Scoring structured academic documents with large language models: how well can mediumsized 5 popular LLMs score structured academic documents using the UK Research Excellence Framework (REF) 2021 Impact case studies as testmaterial...and it seems to work.
Purpose: Academic documents require expert time to evaluate, and Large Language Models (LLMs) might support this through score or decision predictions. For confidential structured academic texts, like grants and Impact Case Studies (ICSs), medium-sized LLMs can be run offline without expensive computing infrastructures, enhancing security.
Design/methodology/approach: This study evaluates for the first time how well mediumsized LLMs can score structured academic documents using the UK Research Excellence Framework (REF) 2021 ICSs, and whether LLMs can guess scores from individual sections. We obtained score estimates from five recent popular LLMs (DeepSeek R1 32B, Qwen 3 32B, Magistral Small 24B, Gemma 3 27B, and Llama 4 Scout 27B) across 6,010 REF 2021 ICSs, correlating the scores with a proxy quality rating (departmental average score).

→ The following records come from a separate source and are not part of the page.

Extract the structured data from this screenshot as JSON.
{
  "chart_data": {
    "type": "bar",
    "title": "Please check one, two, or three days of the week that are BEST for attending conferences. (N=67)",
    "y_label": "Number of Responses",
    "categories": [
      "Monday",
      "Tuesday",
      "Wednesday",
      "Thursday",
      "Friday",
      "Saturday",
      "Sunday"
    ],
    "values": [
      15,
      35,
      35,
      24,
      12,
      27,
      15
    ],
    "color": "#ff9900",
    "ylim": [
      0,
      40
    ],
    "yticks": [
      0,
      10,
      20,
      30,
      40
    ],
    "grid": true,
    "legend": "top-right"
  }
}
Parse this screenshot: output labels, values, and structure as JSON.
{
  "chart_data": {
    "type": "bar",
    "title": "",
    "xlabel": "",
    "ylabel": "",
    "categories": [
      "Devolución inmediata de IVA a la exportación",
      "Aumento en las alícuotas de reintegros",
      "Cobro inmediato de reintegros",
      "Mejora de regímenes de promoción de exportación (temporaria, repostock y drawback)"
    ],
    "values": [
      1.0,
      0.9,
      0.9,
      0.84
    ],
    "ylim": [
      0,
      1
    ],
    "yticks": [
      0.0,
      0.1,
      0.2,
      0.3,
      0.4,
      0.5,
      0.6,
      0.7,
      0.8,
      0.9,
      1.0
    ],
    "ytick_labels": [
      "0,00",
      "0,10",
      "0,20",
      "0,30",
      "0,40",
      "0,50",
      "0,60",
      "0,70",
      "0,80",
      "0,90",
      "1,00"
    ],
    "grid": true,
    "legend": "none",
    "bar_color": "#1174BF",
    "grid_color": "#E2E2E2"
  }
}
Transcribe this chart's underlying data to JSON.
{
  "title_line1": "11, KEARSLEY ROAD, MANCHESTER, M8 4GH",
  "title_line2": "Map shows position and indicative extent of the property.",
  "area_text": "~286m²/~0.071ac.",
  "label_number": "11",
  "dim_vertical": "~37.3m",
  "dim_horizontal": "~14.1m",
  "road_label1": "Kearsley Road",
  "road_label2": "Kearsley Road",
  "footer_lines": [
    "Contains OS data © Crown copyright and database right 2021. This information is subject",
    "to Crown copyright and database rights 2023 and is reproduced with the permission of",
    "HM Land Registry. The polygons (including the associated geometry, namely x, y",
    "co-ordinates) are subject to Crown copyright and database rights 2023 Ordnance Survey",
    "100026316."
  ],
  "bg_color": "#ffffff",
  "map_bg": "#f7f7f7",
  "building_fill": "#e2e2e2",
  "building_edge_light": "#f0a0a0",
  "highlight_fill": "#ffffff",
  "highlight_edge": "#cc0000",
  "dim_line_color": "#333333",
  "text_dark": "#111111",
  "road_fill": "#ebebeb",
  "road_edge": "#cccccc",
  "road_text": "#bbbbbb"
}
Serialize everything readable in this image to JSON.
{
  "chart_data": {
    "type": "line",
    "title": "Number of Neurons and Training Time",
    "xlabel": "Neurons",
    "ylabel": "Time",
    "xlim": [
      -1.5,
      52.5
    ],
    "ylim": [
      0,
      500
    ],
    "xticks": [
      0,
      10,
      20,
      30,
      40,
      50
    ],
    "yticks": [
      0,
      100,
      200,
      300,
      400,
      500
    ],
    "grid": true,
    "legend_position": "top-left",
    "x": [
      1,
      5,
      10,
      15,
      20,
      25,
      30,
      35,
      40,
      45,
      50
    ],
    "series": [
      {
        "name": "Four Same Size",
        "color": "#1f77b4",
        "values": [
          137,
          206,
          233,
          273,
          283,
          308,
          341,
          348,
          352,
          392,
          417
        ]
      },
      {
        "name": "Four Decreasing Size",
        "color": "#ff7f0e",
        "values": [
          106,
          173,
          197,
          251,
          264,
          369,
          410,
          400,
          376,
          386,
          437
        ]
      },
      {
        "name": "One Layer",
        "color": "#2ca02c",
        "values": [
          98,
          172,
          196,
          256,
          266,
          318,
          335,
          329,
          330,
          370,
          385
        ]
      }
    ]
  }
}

Findings: Scoring the full texts was only moderately effective (in terms of correlations with the proxy quality rating) and Llama4 failed to score most of the longest. Surprisingly, all LLMs except Magistral were able to make statistically significantly above random guesses at ICS scores from each of the individual component sections (summary, underpinning research, references, details of the impacts, and sources to support the impact). A logical two-stage approach mimicking the human reviewer instructions did not outperform focusing on impact alone. The best strategy was to score the summary and the details of the impact sections combined (five times, averaged) with Gemma 3. This gave the highest Spearman correlation (0.37) with departmental average proxy quality scores (0.55 for department-level correlations).
Practical implications: Medium sized LLMs can be used to score structured academic documents to support research assessments.
Research limitations: This uses a single large case study with a public, albeit obscured, gold standard.
Originality/value: This improves on the state of the art despite the additional restrictions and with a much cheaper and potentially private open weights LLMs approach.